Les débats à l'Assemblée ont, pour une fois, dépassé les clivages politiques traditionnels. En effet, les parlementaires qui sont intervenus en séance, le 26 octobre 2016, se sont opposés à l'exécutif qui souhaite soumettre les revenus tirés de l'économie collaborative à cotisations sociales. Sont notamment concernés l'autopartage entre particuliers via des plates-formes comme Drivy et OuiCar et la location d'appartements sur Airbnb par exemple. Finalement, le gouvernement a obtenu gain de cause au cours d'une seconde délibération quelques heures plus tard mais en amendant l'article 10 du projet de loi de financement de la sécurité sociale (PLFSS) 2017 pour prendre en compte les critiques des parlementaires.
 
Au final, les particuliers qui tirent plus de 7720 euros par an de la location de biens (automobile,  poussette, tondeuse...) seront soumis à cotisation sociale et devront s'affilier au Régime social des indépendants (RSI). A l'origine, le seuil fixé par le gouvernement était à 3860 euros (et reste à 23 000 euros pour l'immobilier). "...on entend traquer des particuliers, pour des petites sommes, 3 860 euros par an, sans même vérifier s’il s’agit de revenus professionnels ou de simples revenus complémentaires, puisque l’article se fonde sur des seuils et non sur des statuts", a expliqué Jean-Louis Roumégas (EELV) en séance. Les députés trouvaient le seuil initial qui revient à 321 euros de revenus par mois trop bas et a été entendu sur ce point par le gouvernement même si le secrétaire d'État chargé du Budget et des Comptes publics, Christian Eckert, a indiqué que le revenu annuel moyen perçu sur Drivy était "seulement" de 672 euros.
 
Un coup de frein à l'autopartage entre particuliers ?

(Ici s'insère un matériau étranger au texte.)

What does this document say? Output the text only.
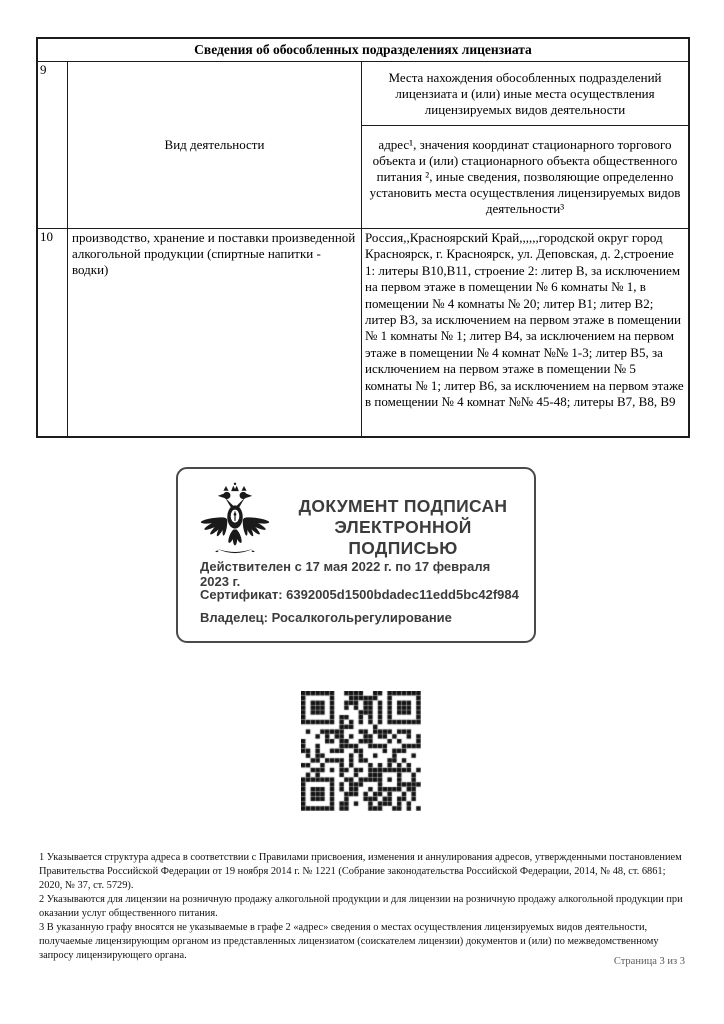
Сведения об обособленных подразделениях лицензиата
9
Вид деятельности
Места нахождения обособленных подразделений лицензиата и (или) иные места осуществления лицензируемых видов деятельности
адрес¹, значения координат стационарного торгового объекта и (или) стационарного объекта общественного питания ², иные сведения, позволяющие определенно установить места осуществления лицензируемых видов деятельности³
10	производство, хранение и поставки произведенной алкогольной продукции (спиртные напитки - водки)
Россия,,Красноярский Край,,,,,,городской округ город Красноярск, г. Красноярск, ул. Деповская, д. 2,строение 1: литеры В10,В11, строение 2: литер В, за исключением на первом этаже в помещении № 6 комнаты № 1, в помещении № 4 комнаты № 20; литер В1; литер В2; литер В3, за исключением на первом этаже в помещении № 1 комнаты № 1; литер В4, за исключением на первом этаже в помещении № 4 комнат №№ 1-3; литер В5, за исключением на первом этаже в помещении № 5 комнаты № 1; литер В6, за исключением на первом этаже в помещении № 4 комнат №№ 45-48; литеры В7, В8, В9
ДОКУМЕНТ ПОДПИСАН
ЭЛЕКТРОННОЙ ПОДПИСЬЮ
Действителен с 17 мая 2022 г. по 17 февраля 2023 г.
Сертификат: 6392005d1500bdadec11edd5bc42f984
Владелец: Росалкогольрегулирование
1 Указывается структура адреса в соответствии с Правилами присвоения, изменения и аннулирования адресов, утвержденными постановлением Правительства Российской Федерации от 19 ноября 2014 г. № 1221 (Собрание законодательства Российской Федерации, 2014, № 48, ст. 6861; 2020, № 37, ст. 5729).
2 Указываются для лицензии на розничную продажу алкогольной продукции и для лицензии на розничную продажу алкогольной продукции при оказании услуг общественного питания.
3 В указанную графу вносятся не указываемые в графе 2 «адрес» сведения о местах осуществления лицензируемых видов деятельности, получаемые лицензирующим органом из представленных лицензиатом (соискателем лицензии) документов и (или) по межведомственному запросу лицензирующего органа.
Страница 3 из 3
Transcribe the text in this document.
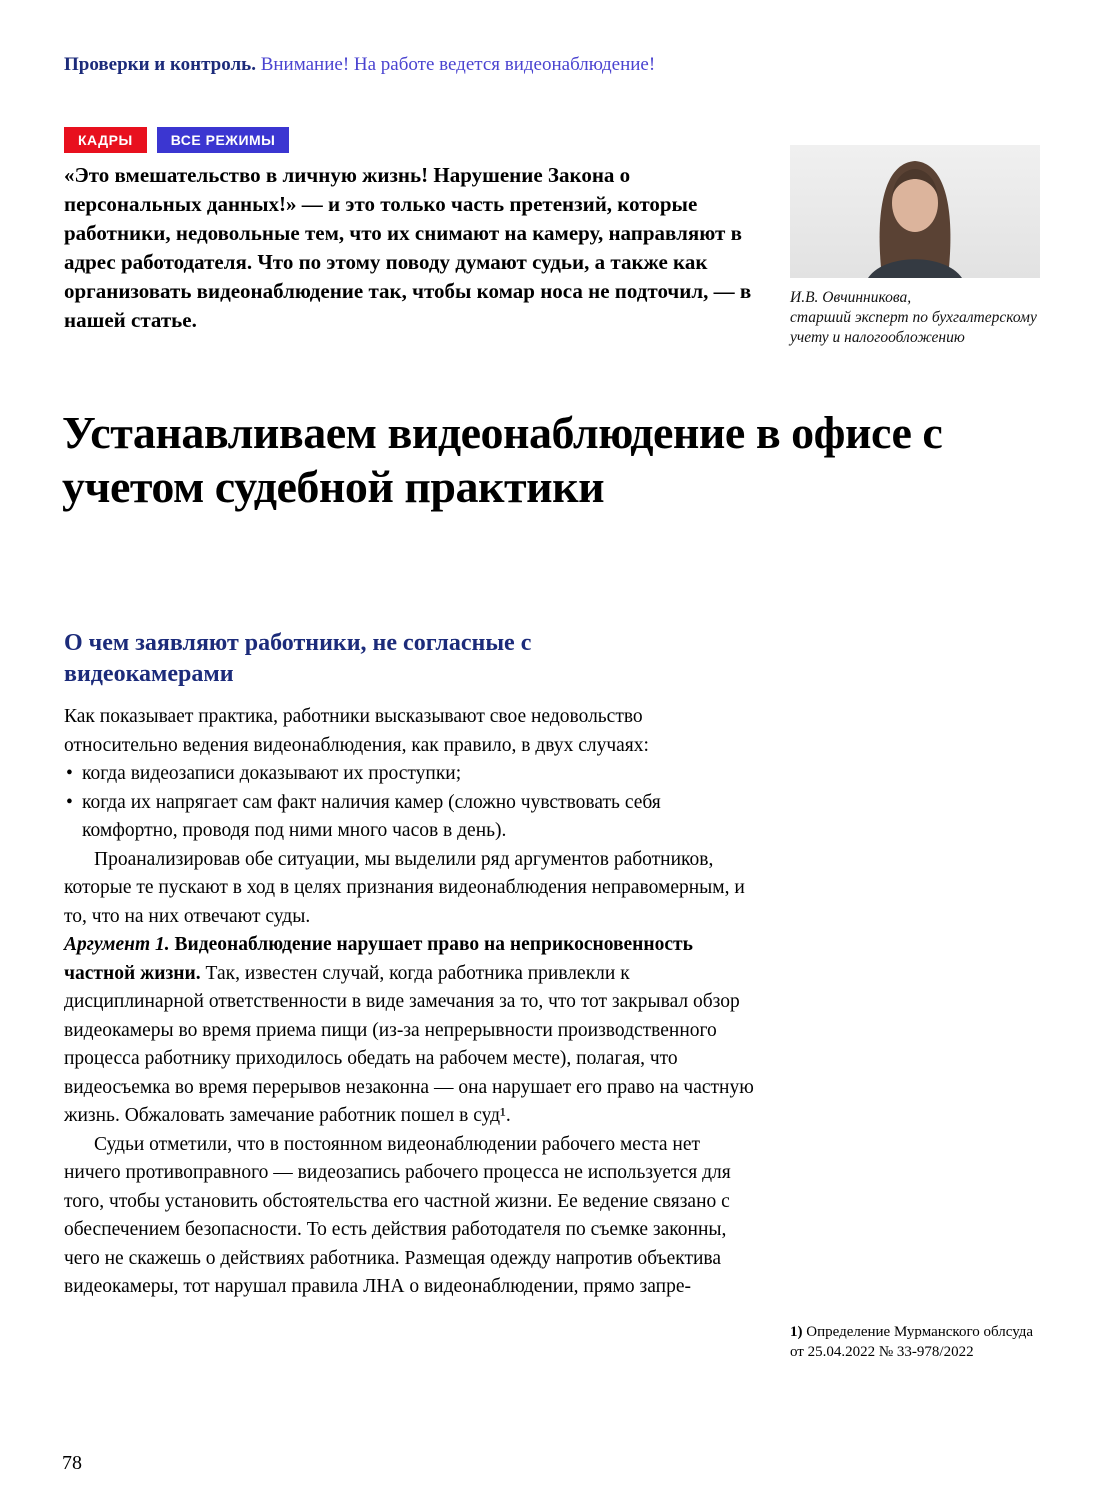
Проверки и контроль. Внимание! На работе ведется видеонаблюдение!
КАДРЫ	ВСЕ РЕЖИМЫ
«Это вмешательство в личную жизнь! Нарушение Закона о персональных данных!» — и это только часть претензий, которые работники, недовольные тем, что их снимают на камеру, направляют в адрес работодателя. Что по этому поводу думают судьи, а также как организовать видеонаблюдение так, чтобы комар носа не подточил, — в нашей статье.
И.В. Овчинникова,
старший эксперт по бухгалтерскому учету и налогообложению
Устанавливаем видеонаблюдение в офисе с учетом судебной практики
О чем заявляют работники, не согласные с видеокамерами

Как показывает практика, работники высказывают свое недовольство относительно ведения видеонаблюдения, как правило, в двух случаях:

• когда видеозаписи доказывают их проступки;
• когда их напрягает сам факт наличия камер (сложно чувствовать себя комфортно, проводя под ними много часов в день).

Проанализировав обе ситуации, мы выделили ряд аргументов работников, которые те пускают в ход в целях признания видеонаблюдения неправомерным, и то, что на них отвечают суды.

Аргумент 1. Видеонаблюдение нарушает право на неприкосновенность частной жизни. Так, известен случай, когда работника привлекли к дисциплинарной ответственности в виде замечания за то, что тот закрывал обзор видеокамеры во время приема пищи (из-за непрерывности производственного процесса работнику приходилось обедать на рабочем месте), полагая, что видеосъемка во время перерывов незаконна — она нарушает его право на частную жизнь. Обжаловать замечание работник пошел в суд¹.

Судьи отметили, что в постоянном видеонаблюдении рабочего места нет ничего противоправного — видеозапись рабочего процесса не используется для того, чтобы установить обстоятельства его частной жизни. Ее ведение связано с обеспечением безопасности. То есть действия работодателя по съемке законны, чего не скажешь о действиях работника. Размещая одежду напротив объектива видеокамеры, тот нарушал правила ЛНА о видеонаблюдении, прямо запре-

1) Определение Мурманского облсуда от 25.04.2022 № 33-978/2022
78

Mi-octobre, la fondatrice de OuiCar, Marion Carrette, avait fait part de ses craintes que la mesure envisagée par le gouvernement soit un frein au développement de son activité d'autopartage entre particuliers et avait annoncé, au journal Les Echos, son intention de convaincre les députés de s'y opposer. Idem pour son concurrent, le fondateur de Drivy, Paulin Dementhon qui s'est dit "déçu" par cette décision dans un communiqué. Comme plusieurs députés, il considère qu'il faut distinguer "les activités qui relèvent du partage des frais de celles dont les gains sont supérieurs au coût d'usage, qui génèrent des bénéfices". "Ma crainte est que l'on finisse par inclure dans le dispositif tout ce qui touche au partage de frais", a expliqué le député Francis Vercamer (UDI) en séance.
 
A l'instar de Jacqueline Fraysse (Forces de gauche), plusieurs députés se sont étonnés que l'exécutif demande à des particuliers de s'affilier au régime social dédié aux travailleurs indépendants. Certains ont rappelé que les activités de location étaient déjà soumises à l'impôt sur le revenu. "Pourquoi ne s'arrête-t-on pas à cette imposition ?", a demandé Isabelle Le Callennec (LR). De plus, Dominique Tian (LR) a fait référence au rapport de Pascal Terrasse sur l'économie collaborative qui envisageait une modulation de la CSG, et non une affiliation au RSI. "Vous allez (...) poser des problèmes juridiques extrêmement importants à des personnes qui sont déjà affiliées au régime général de la sécurité sociale et qui ne sont évidemment pas des professionnels", a expliqué Dominique Tian.
 
Ne pas laisser s'installer des pratiques que personne ne souhaite
 
Comme beaucoup de ses collègues, le député considère que le PLFSS n'est pas le "bon véhicule" pour traiter de cette question et qu"il faut un texte législatif dédié à cette activité. Christian Eckert l'a d'ailleurs admis : "cet article ne prétend pas tout régler", mais il a insisté sur la nécessité de ne pas laisser "s'installer des habitudes sur lesquelles il sera extrêmement difficile de revenir" : "Ce que nous voulons, c’est réguler, encadrer, assurer de la sécurité, préserver l’avenir et ne pas laisser s’installer des pratiques que personne ici, je crois, ne souhaite".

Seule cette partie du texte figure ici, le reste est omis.